Biotechnology May Derail Natural Initiatives
Anne Petermann wrote in the Scranton Times-Tribune that planting these genetically altered trees opens the door for other risky genetically engineered plants. The fact is a wild tree cannot be replaced by a genetically altered facsimile. Peterman says this is “not restoration, but an uncontrolled experiment with our forests.
It is impossible to have the American chestnut trees in numbers that were living in the early 1900s. However, there are other areas of research currently underway to help the species recover. The first is breeding for resistance. Researchers have experimented with crossbreeding Chinese chestnut trees with the American chestnut.

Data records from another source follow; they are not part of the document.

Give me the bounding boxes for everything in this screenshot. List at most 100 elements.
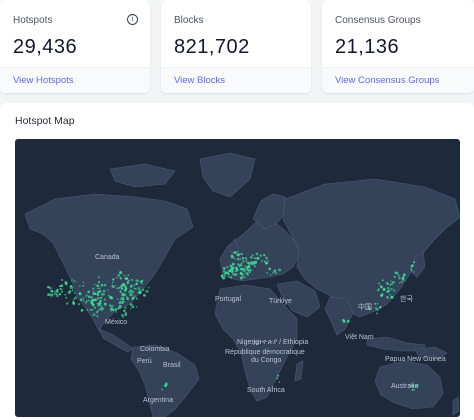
hotspot-dot: [111, 304, 114, 308]
hotspots-card: Hotspots 29,436 i View Hotspots: [0, 0, 150, 93]
hotspot-dot: [82, 297, 85, 299]
madagascar-shape: [294, 360, 304, 382]
hotspot-dot: [392, 280, 395, 284]
hotspot-dot: [251, 254, 254, 257]
hotspot-dot: [242, 260, 245, 263]
hotspot-dot: [82, 299, 85, 302]
hotspot-dot: [238, 265, 241, 268]
label-argentina: Argentina: [143, 397, 173, 404]
hotspot-dot: [126, 277, 128, 280]
hotspot-dot: [393, 275, 396, 278]
blocks-card: Blocks 821,702 View Blocks: [161, 0, 311, 93]
hotspot-dot: [58, 293, 62, 296]
view-hotspots-link[interactable]: View Hotspots: [0, 68, 150, 86]
hotspot-dot: [112, 278, 115, 281]
view-blocks-link[interactable]: View Blocks: [161, 68, 311, 86]
hotspot-dot: [245, 272, 249, 275]
hotspot-dot: [112, 308, 115, 312]
hotspot-dot: [86, 309, 89, 311]
hotspot-dot: [122, 300, 125, 303]
hotspot-dot: [277, 374, 280, 377]
hotspot-dot: [248, 271, 251, 274]
hotspot-dot: [135, 288, 137, 290]
hotspot-dot: [102, 289, 106, 293]
hotspot-dot: [413, 271, 415, 273]
hotspot-dot: [124, 287, 128, 290]
hotspot-dot: [129, 284, 133, 288]
hotspot-dot: [411, 264, 414, 267]
world-map[interactable]: Canada México Colombia Perú Brasil Argen…: [15, 139, 460, 417]
hotspot-dot: [116, 277, 118, 279]
hotspot-dot: [92, 290, 95, 294]
hotspot-dot: [90, 301, 94, 305]
hotspot-dot: [59, 285, 61, 287]
hotspot-dot: [378, 282, 380, 285]
hotspot-dot: [80, 309, 84, 313]
hotspot-dot: [133, 284, 136, 286]
hotspot-dot: [222, 270, 226, 273]
hotspot-dot: [278, 268, 282, 272]
hotspot-dot: [54, 292, 57, 296]
blocks-label: Blocks: [174, 15, 204, 26]
hotspot-dot: [143, 293, 146, 297]
hotspot-dot: [125, 312, 128, 315]
hotspot-dot: [387, 283, 389, 285]
hotspot-dot: [238, 253, 241, 256]
hotspot-dot: [60, 284, 64, 288]
hotspot-dot: [253, 260, 256, 264]
hotspot-dot: [115, 308, 118, 311]
hotspot-dot: [138, 291, 142, 295]
hotspot-dot: [241, 264, 243, 266]
hotspot-dot: [243, 268, 246, 271]
hotspot-dot: [122, 292, 124, 294]
hotspot-dot: [239, 263, 242, 266]
hotspot-dot: [73, 303, 75, 306]
label-south-africa: South Africa: [247, 387, 285, 394]
hotspot-dot: [56, 294, 59, 298]
new-zealand-shape: [452, 396, 460, 416]
hotspot-dot: [390, 295, 394, 299]
hotspot-dot: [103, 293, 106, 296]
hotspot-dot: [67, 290, 71, 294]
hotspot-dot: [257, 256, 259, 259]
hotspot-dot: [245, 259, 248, 262]
hotspot-dot: [89, 309, 91, 311]
hotspot-dot: [73, 280, 76, 283]
hotspot-dot: [268, 267, 272, 271]
hotspot-dot: [140, 282, 143, 285]
hotspot-dot: [164, 384, 167, 387]
view-consensus-groups-link[interactable]: View Consensus Groups: [322, 68, 474, 86]
hotspot-dot: [401, 277, 405, 280]
hotspot-dot: [243, 276, 246, 279]
hotspot-dot: [240, 276, 243, 278]
label-drc: République démocratique: [225, 349, 305, 356]
hotspot-dot: [108, 294, 110, 297]
hotspot-dot: [60, 290, 64, 293]
hotspot-dot: [236, 268, 239, 272]
hotspot-dot: [116, 287, 119, 290]
label-mexico: México: [105, 319, 127, 326]
info-icon[interactable]: i: [127, 14, 138, 25]
hotspot-dot: [101, 293, 104, 296]
hotspot-dot: [64, 293, 67, 296]
hotspot-dot: [119, 290, 122, 293]
hotspot-dot: [87, 295, 91, 298]
hotspot-dot: [86, 294, 88, 296]
hotspot-dot: [382, 287, 386, 291]
hotspot-dot: [232, 263, 234, 265]
hotspot-dot: [64, 282, 68, 286]
hotspots-label: Hotspots: [13, 15, 53, 26]
hotspot-dot: [241, 272, 243, 275]
hotspot-dot: [342, 319, 345, 322]
hotspot-dot: [72, 300, 75, 303]
hotspot-dot: [122, 283, 124, 285]
hotspot-dot: [79, 292, 81, 295]
hotspot-dot: [227, 270, 230, 273]
hotspot-dot: [119, 277, 122, 280]
hotspot-dot: [47, 293, 50, 297]
hotspot-dot: [390, 287, 393, 291]
hotspot-dot: [103, 283, 107, 287]
hotspot-dot: [374, 302, 377, 305]
hotspot-dot: [230, 275, 232, 278]
hotspot-dot: [131, 297, 135, 300]
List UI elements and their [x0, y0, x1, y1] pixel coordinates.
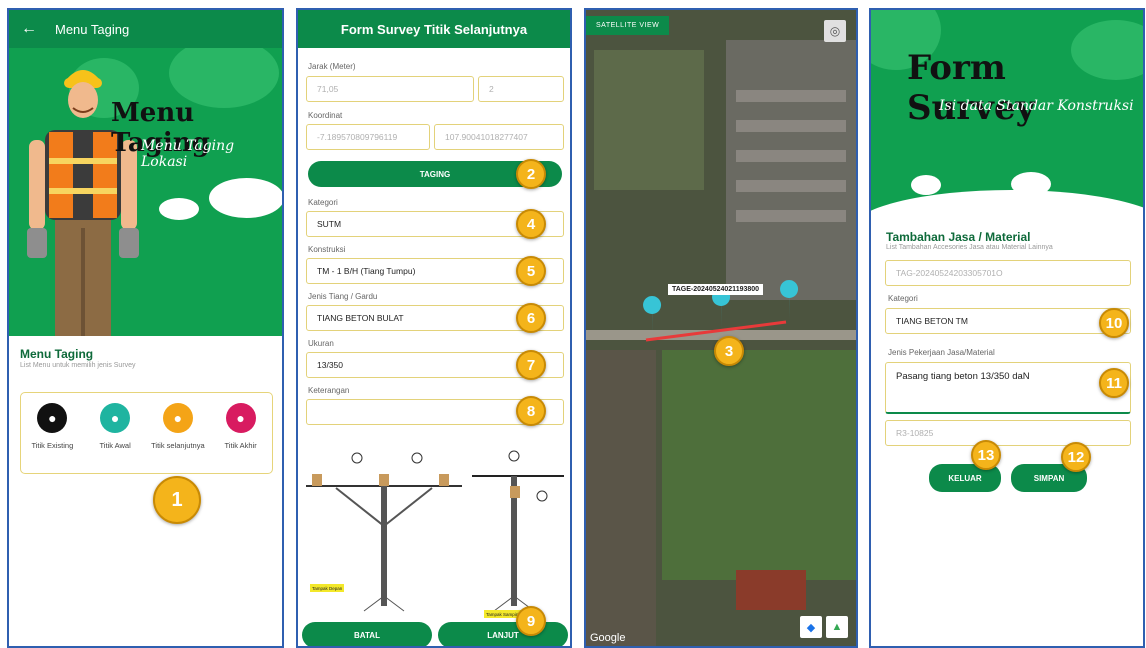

However, the Chinese chestnut is much shorter and spreads wide instead of going tall and straight. While the process has been slow, The American Chestnut Foundation has had some success in developing a hybrid that is 15/16 American chestnut with selection for resistance and form. They are boosting seed production of a line of trees that appear to be blight-resistant to plant at test sites.
Another line of research has been aimed at lowering the virulence of the fungi. Experiments with infected European chestnut trees show the fungi had developed hypovirulence or had become less toxic to the trees. Researchers found double-stranded RNA within the fungi they later discovered was a virus. The virus caused the fungus to become less virulent.
This treatment has shown some promise in Europe and Michigan. Unfortunately, it has not had the same success along the eastern shores of North America. Researchers have been able to therapeutically treat individual infections, but using this strategy at a population level depends on nature. Petermann believes the genetically altered trees threaten to derail the reintroduction of natural trees.